Image Source: Buzzfeed.

Tupitsyn hints that it never went anywhere, but Johnny and Winona did. She believes that Depp sublimated it in alcohol and drugs, replacing love for a woman with addictions so distracting that it became impossible to get back to the original source. Meanwhile, Ryder moved forward, but part of her is still trapped in that past time. It wasn't just her love for Depp. She embodied a decade for Generation Jones and Gen X rebels, symbolized by the curious fact that she is naturally a blonde, but for decades has dyed her hair Gothic black:
Like John Cusack, another black haired/pale skinned 80s/90s idol, as well as a youth actor whose great, and perhaps only gift, was to enact a different kind of youth (a counter-youth and counter-masculinity) in his youth, Winona Ryder was never timeless, she was of the time. Most especially that brief time in her life, her teenage years and early twenties.

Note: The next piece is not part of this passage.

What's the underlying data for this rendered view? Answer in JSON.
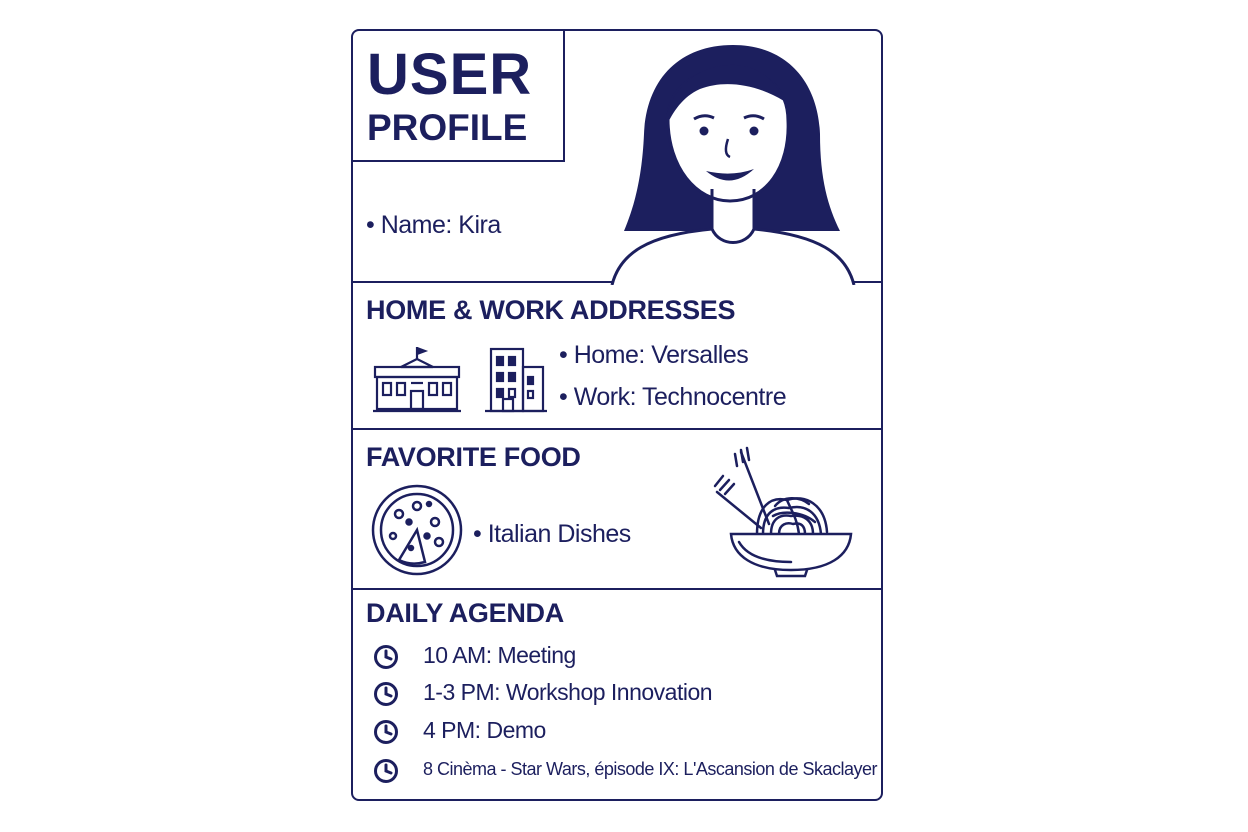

Perhaps this is why Jake Gyllenhaal’s light hair was dyed jet-black for the retroactive DONNIE DARKO, and Christian Slater’s jet-black for HEATHERS. Something about dark hair showing up in the late 80s and early 90s as a form of retribution for an aesthetically fascistic and representationally narrow decade. These are people who were not kissed by the sun, who were not California Dreamin’, or, as the German writer Heinrich Laube puts it, ‘These pale youths are uncanny, concocting God knows what mischief.’ If, as the teenage radio pirate DJ, ‘Hard Harry’ puts it in PUMP UP THE VOLUME (1990), the 80s were a totally ‘exhausted decade, where there’s nothing to look forward to and no one to look up to’, Winona Ryder rose up from the bleached-blonde ashes of the 1980s.
Depp and Ryder started in gothic and horror genres. Their early work, like that of contemporaries Keanu Reeves, Parker Posey and River Phoenix, appeared in dark indie films or popular movies with unsettling vibes. Depp made his feature film debut in Nightmare on Elm Street (1984), in which he played a nice but useless boyfriend. These roles reflected a time, when, for a brief period, surreal depictions of the collective unconscious entered the American mainstream in almost unedited forms. It was remarkable. David Lynch, an American director surreal enough to be respected by Europeans, became popular, as his Twin Peaks exposed the underside of the American Dream.